= Least-squares adjustment =

Least-squares adjustment is a model for the solution of an overdetermined system of equations based on the principle of least squares of observation residuals. It is used extensively in the disciplines of surveying, geodesy, and photogrammetry—the field of geomatics, collectively.

==Formulation==
There are three forms of least squares adjustment: parametric, conditional, and combined:
- In parametric adjustment, one can find an observation equation h(X) = Y relating observations Y explicitly in terms of parameters X (leading to the A-model below).
- In conditional adjustment, there exists a condition equation which is g(Y) = 0 involving only observations Y (leading to the B-model below) — with no parameters X at all.
- Finally, in a combined adjustment, both parameters X and observations Y are involved implicitly in a mixed-model equation f(X, Y) = 0.
Clearly, parametric and conditional adjustments correspond to the more general combined case when f(X,Y) = h(X) - Y and f(X, Y) = g(Y), respectively. Yet the special cases warrant simpler solutions, as detailed below. Often in the literature, Y may be denoted L.

==Solution==
The equalities above only hold for the estimated parameters $\hat{X}$ and observations $\hat{Y}$, thus $f\left(\hat{X},\hat{Y}\right) = 0$. In contrast, measured observations $\tilde{Y}$ and approximate parameters $\tilde{X}$ produce a nonzero misclosure:
$$\tilde{w} = f\left(\tilde{X},\tilde{Y}\right).$$
One can proceed to Taylor series expansion of the equations, which results in the Jacobians or design matrices: the first one,
$$A = \partial{f}/\partial{X};$$
and the second one,
$$B = \partial{f}/\partial{Y}.$$
The linearized model then reads:
$$\tilde{w} + A \hat{x} + B \hat{y} = 0,$$
where $\hat{x}=\hat{X}-\tilde{X}$ are estimated parameter corrections to the a priori values, and $\hat{y} = \hat{Y} - \tilde{Y}$ are post-fit observation residuals.

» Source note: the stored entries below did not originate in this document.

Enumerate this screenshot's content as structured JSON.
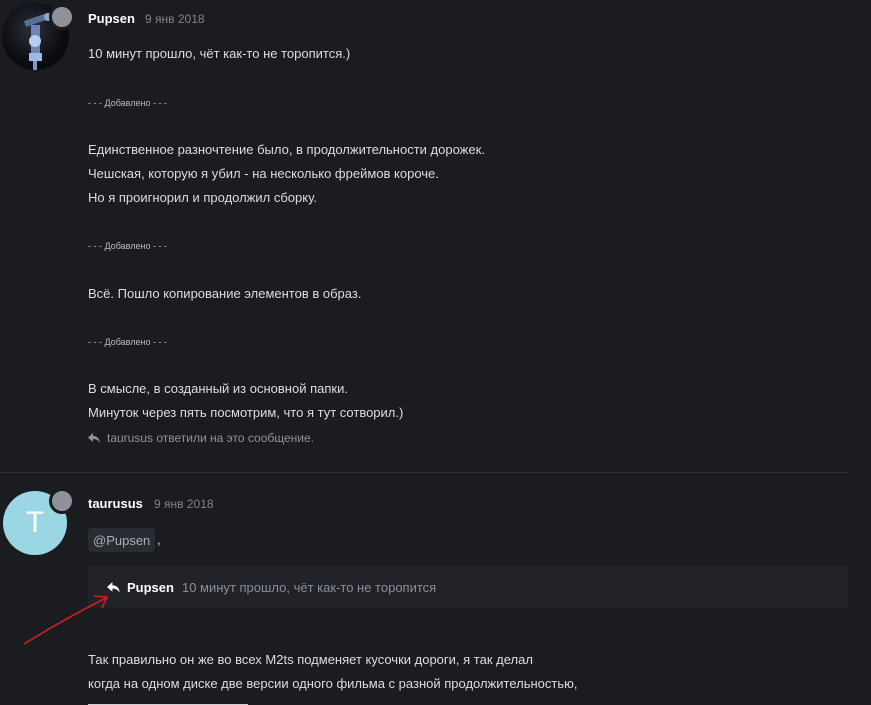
{
  "post1": {
    "username": "Pupsen",
    "date": "9 янв 2018",
    "lines": [
      "10 минут прошло, чёт как-то не торопится.)",
      "Единственное разночтение было, в продолжительности дорожек.",
      "Чешская, которую я убил - на несколько фреймов короче.",
      "Но я проигнорил и продолжил сборку.",
      "Всё. Пошло копирование элементов в образ.",
      "В смысле, в созданный из основной папки.",
      "Минуток через пять посмотрим, что я тут сотворил.)"
    ],
    "added_marker": "- - - Добавлено - - -",
    "reply_note": "taurusus ответили на это сообщение."
  },
  "post2": {
    "avatar_letter": "T",
    "username": "taurusus",
    "date": "9 янв 2018",
    "mention": "@Pupsen",
    "comma": ",",
    "quote": {
      "author": "Pupsen",
      "text": "10 минут прошло, чёт как-то не торопится"
    },
    "lines": [
      "Так правильно он же во всех M2ts подменяет кусочки дороги, я так делал",
      "когда на одном диске две версии одного фильма с разной продолжительностью,"
    ]
  },
  "colors": {
    "background": "#1b1c20",
    "avatar_t": "#9ad6e3",
    "annotation_arrow": "#d01f1f"
  },
  "icons": {
    "reply": "reply-arrow-icon",
    "status": "status-dot-icon"
  }
}
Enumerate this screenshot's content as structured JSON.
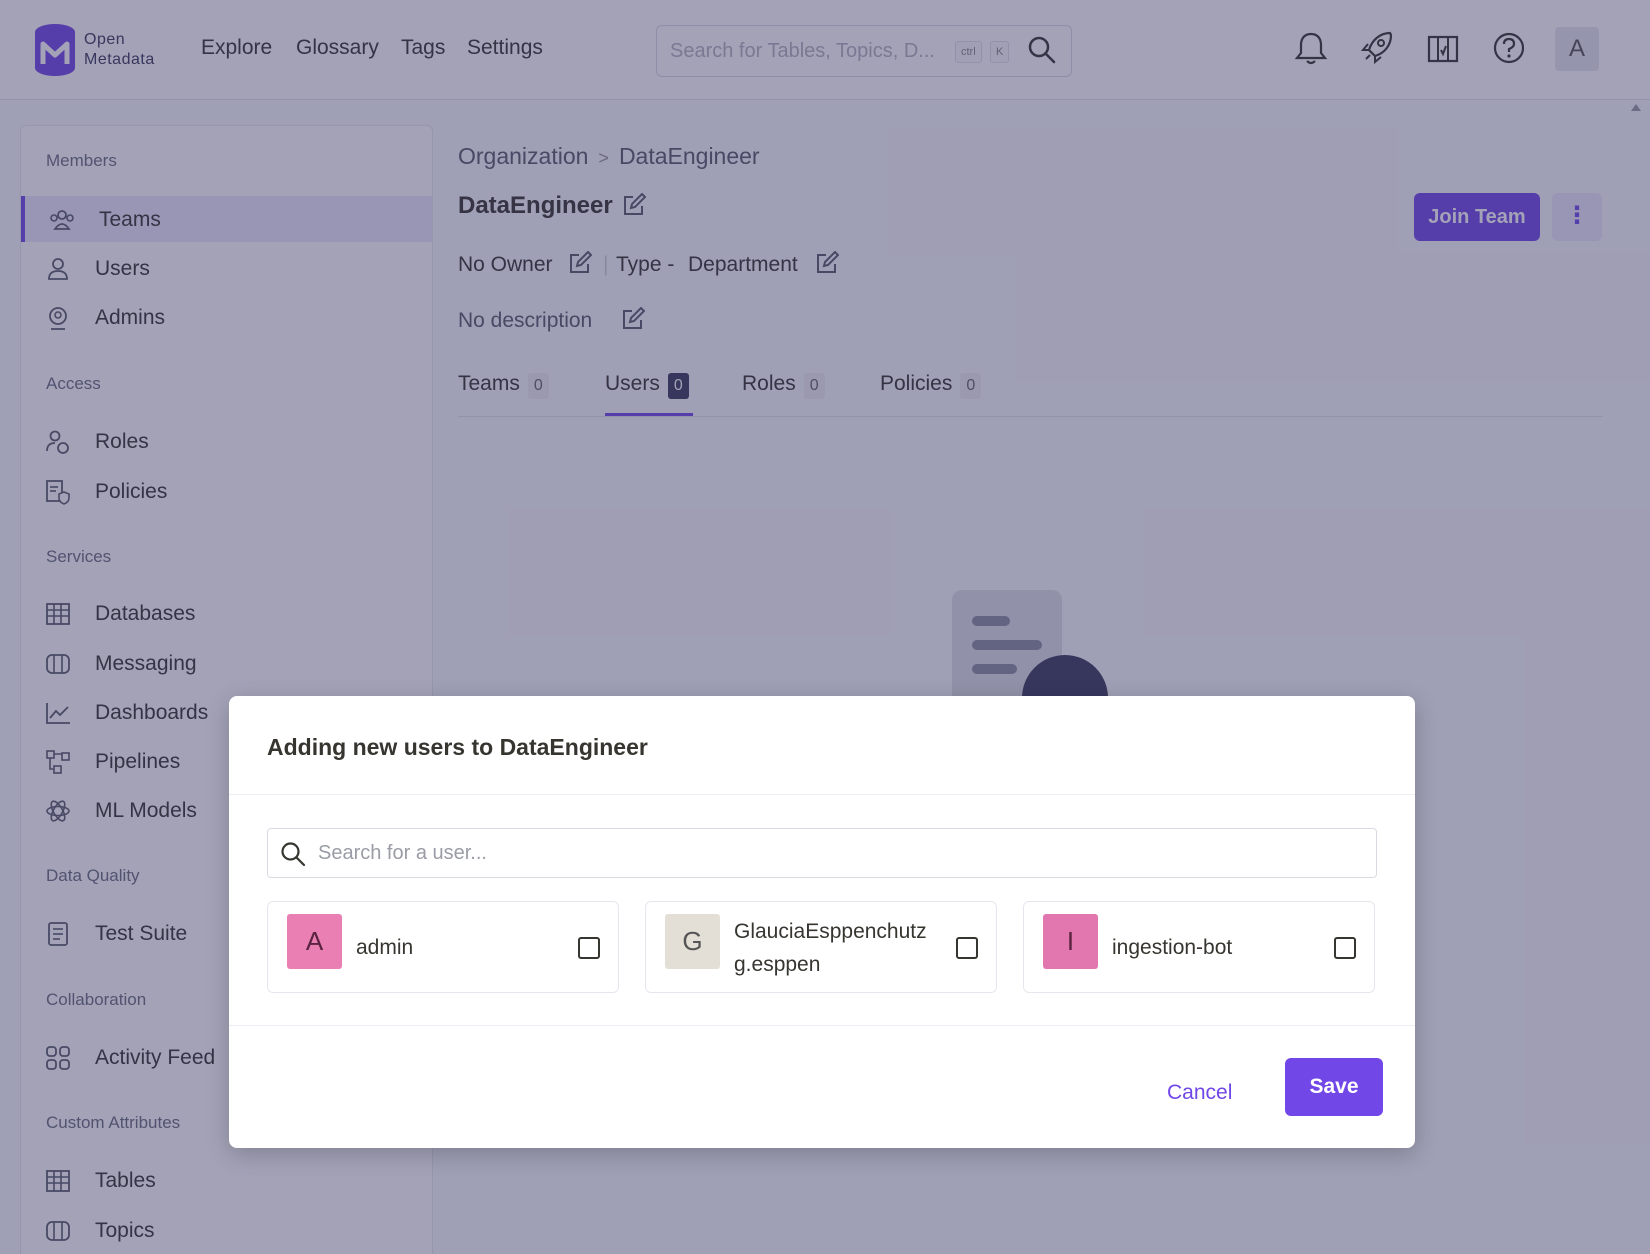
{
  "nav": {
    "logo_line1": "Open",
    "logo_line2": "Metadata",
    "links": [
      "Explore",
      "Glossary",
      "Tags",
      "Settings"
    ],
    "search_placeholder": "Search for Tables, Topics, D...",
    "kbd_ctrl": "ctrl",
    "kbd_k": "K",
    "avatar_letter": "A",
    "icons": [
      "bell-icon",
      "rocket-icon",
      "map-icon",
      "help-icon"
    ]
  },
  "sidebar": {
    "sections": [
      {
        "title": "Members",
        "items": [
          {
            "label": "Teams",
            "icon": "teams-icon",
            "active": true
          },
          {
            "label": "Users",
            "icon": "user-icon"
          },
          {
            "label": "Admins",
            "icon": "admin-icon"
          }
        ]
      },
      {
        "title": "Access",
        "items": [
          {
            "label": "Roles",
            "icon": "roles-icon"
          },
          {
            "label": "Policies",
            "icon": "policies-icon"
          }
        ]
      },
      {
        "title": "Services",
        "items": [
          {
            "label": "Databases",
            "icon": "table-icon"
          },
          {
            "label": "Messaging",
            "icon": "messaging-icon"
          },
          {
            "label": "Dashboards",
            "icon": "chart-icon"
          },
          {
            "label": "Pipelines",
            "icon": "pipeline-icon"
          },
          {
            "label": "ML Models",
            "icon": "ml-icon"
          }
        ]
      },
      {
        "title": "Data Quality",
        "items": [
          {
            "label": "Test Suite",
            "icon": "test-suite-icon"
          }
        ]
      },
      {
        "title": "Collaboration",
        "items": [
          {
            "label": "Activity Feed",
            "icon": "activity-icon"
          }
        ]
      },
      {
        "title": "Custom Attributes",
        "items": [
          {
            "label": "Tables",
            "icon": "table-icon"
          },
          {
            "label": "Topics",
            "icon": "messaging-icon"
          }
        ]
      }
    ]
  },
  "main": {
    "breadcrumb": [
      "Organization",
      "DataEngineer"
    ],
    "title": "DataEngineer",
    "owner": "No Owner",
    "type_label": "Type -",
    "type_value": "Department",
    "description": "No description",
    "join_button": "Join Team",
    "more_button": "⋮",
    "tabs": [
      {
        "label": "Teams",
        "count": "0"
      },
      {
        "label": "Users",
        "count": "0",
        "active": true
      },
      {
        "label": "Roles",
        "count": "0"
      },
      {
        "label": "Policies",
        "count": "0"
      }
    ]
  },
  "modal": {
    "title": "Adding new users to DataEngineer",
    "search_placeholder": "Search for a user...",
    "users": [
      {
        "initial": "A",
        "name": "admin",
        "sub": "",
        "color": "#e97fb3",
        "text_color": "#5a2340"
      },
      {
        "initial": "G",
        "name": "GlauciaEsppenchutz",
        "sub": "g.esppen",
        "color": "#e3ded6",
        "text_color": "#555555"
      },
      {
        "initial": "I",
        "name": "ingestion-bot",
        "sub": "",
        "color": "#e277b0",
        "text_color": "#5a2340"
      }
    ],
    "cancel_label": "Cancel",
    "save_label": "Save"
  },
  "colors": {
    "accent": "#7147e8",
    "dark": "#3b3b5c",
    "overlay": "rgba(52,48,95,0.45)"
  }
}
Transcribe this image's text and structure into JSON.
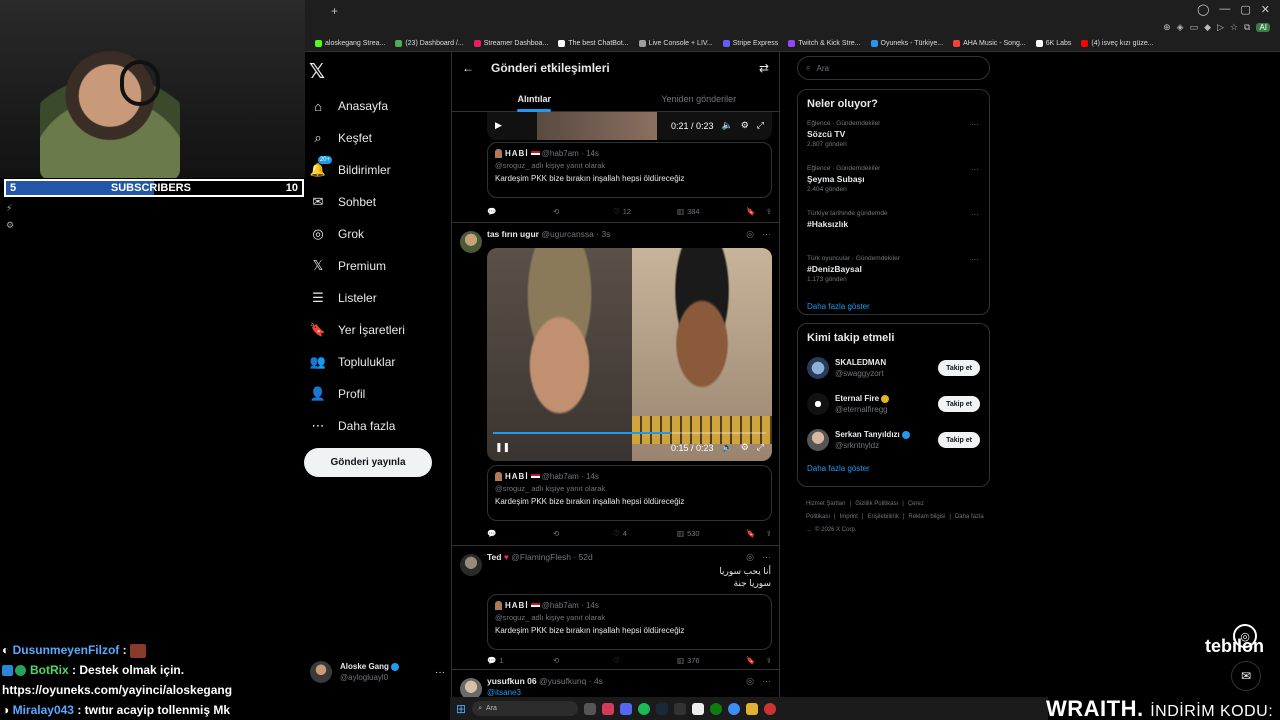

In the parametric adjustment, the second design matrix is an identity, B=-I, and the misclosure vector can be interpreted as the pre-fit residuals, $\tilde{y} = \tilde{w} = h(\tilde{X}) - \tilde{Y}$, so the system simplifies to:
$$A \hat{x} = \hat{y} - \tilde{y},$$
which is in the form of ordinary least squares.
In the conditional adjustment, the first design matrix is null, A = 0.
For the more general cases, Lagrange multipliers are introduced to relate the two Jacobian matrices, and transform the constrained least squares problem into an unconstrained one (albeit a larger one). In any case, their manipulation leads to the $\hat{X}$ and $\hat{Y}$ vectors as well as the respective parameters and observations a posteriori covariance matrices.

===Computation===
Given the matrices and vectors above, their solution is found via standard least-squares methods; e.g., forming the normal matrix and applying Cholesky decomposition, applying the QR factorization directly to the Jacobian matrix, iterative methods for very large systems, etc.

==Applications==
- Leveling, traverse, and control networks
- Bundle adjustment
- Triangulation, Trilateration, Triangulateration
- GPS/GNSS positioning
- Helmert transformation

==Related concepts==
- Parametric adjustment is similar to most of regression analysis and coincides with the Gauss–Markov model
- Combined adjustment, also known as the Gauss–Helmert model (named after German mathematicians/geodesists C.F. Gauss and F.R. Helmert), is related to the errors-in-variables models and total least squares.
- The use of a priori parameter covariance matrix is akin to Tikhonov regularization

==Extensions==
If rank deficiency is encountered, it can often be rectified by the inclusion of additional equations imposing constraints on the parameters and/or observations, leading to constrained least squares.